O payroll dos Estados Unidos, divulgado nesta sexta-feira, aponta criação de 172 mil empregos em maio, segundo avaliação de Vinícius Flores, analista da Stratton Capital. O número supera a previsão de 85 mil vagas e está próximo das 179 mil de abril, revisadas para cima pela BLS. A taxa de desemprego ficou estável em 4,3%.
Flores ressalta que o mercado de trabalho continua resiliente, com ganhos puxados pelo setor de saúde, e aponta que o resultado afasta a impressão de uma desaceleração abrupta da economia.
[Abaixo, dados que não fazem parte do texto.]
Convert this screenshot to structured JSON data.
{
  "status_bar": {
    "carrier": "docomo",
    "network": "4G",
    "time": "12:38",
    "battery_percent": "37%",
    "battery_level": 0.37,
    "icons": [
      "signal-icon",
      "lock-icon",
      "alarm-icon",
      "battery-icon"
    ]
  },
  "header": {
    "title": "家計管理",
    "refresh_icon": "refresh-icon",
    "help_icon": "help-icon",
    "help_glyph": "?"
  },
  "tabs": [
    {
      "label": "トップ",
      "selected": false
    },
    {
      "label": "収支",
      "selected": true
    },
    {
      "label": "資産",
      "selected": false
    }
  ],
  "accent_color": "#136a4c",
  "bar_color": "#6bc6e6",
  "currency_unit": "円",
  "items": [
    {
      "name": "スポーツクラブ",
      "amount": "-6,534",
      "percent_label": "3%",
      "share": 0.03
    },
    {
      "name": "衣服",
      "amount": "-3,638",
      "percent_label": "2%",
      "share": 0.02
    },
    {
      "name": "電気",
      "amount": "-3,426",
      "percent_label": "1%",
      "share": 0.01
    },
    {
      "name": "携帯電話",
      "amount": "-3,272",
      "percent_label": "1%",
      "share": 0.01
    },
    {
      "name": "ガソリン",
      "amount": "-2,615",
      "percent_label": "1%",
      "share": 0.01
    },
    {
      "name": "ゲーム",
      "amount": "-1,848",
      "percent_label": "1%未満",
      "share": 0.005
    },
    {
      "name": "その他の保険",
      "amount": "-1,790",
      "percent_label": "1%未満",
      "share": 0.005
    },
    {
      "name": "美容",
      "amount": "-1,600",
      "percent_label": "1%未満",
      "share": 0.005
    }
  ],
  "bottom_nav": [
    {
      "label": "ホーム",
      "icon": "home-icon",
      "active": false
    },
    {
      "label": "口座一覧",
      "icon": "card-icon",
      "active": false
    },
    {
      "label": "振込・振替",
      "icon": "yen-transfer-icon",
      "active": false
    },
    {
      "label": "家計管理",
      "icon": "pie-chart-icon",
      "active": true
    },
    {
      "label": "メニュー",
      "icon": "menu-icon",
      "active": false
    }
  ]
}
Mesmo com juros elevados, a atividade acompanha uma trajetória de estabilização gradual.
Foco do Fed volta-se à inflação
Para o analista, o Federal Reserve deve direcionar a atenção para a inflação, diante da resiliência do emprego e de novas pressões inflacionárias, como as recentes oscilações no preço do petróleo. A leitura de inflação pode orientar próximos passos da autoridade monetária.
Expectativas de política monetária
Flores afirma que o FOMC tende a manter a taxa básica de juros inalterada neste ano, dada a combinação de emprego aquecido e riscos inflacionários persistentes. A próxima reunião, marcada sob a presidência de Kevin Warsh, é vista com cautela pelos investidores.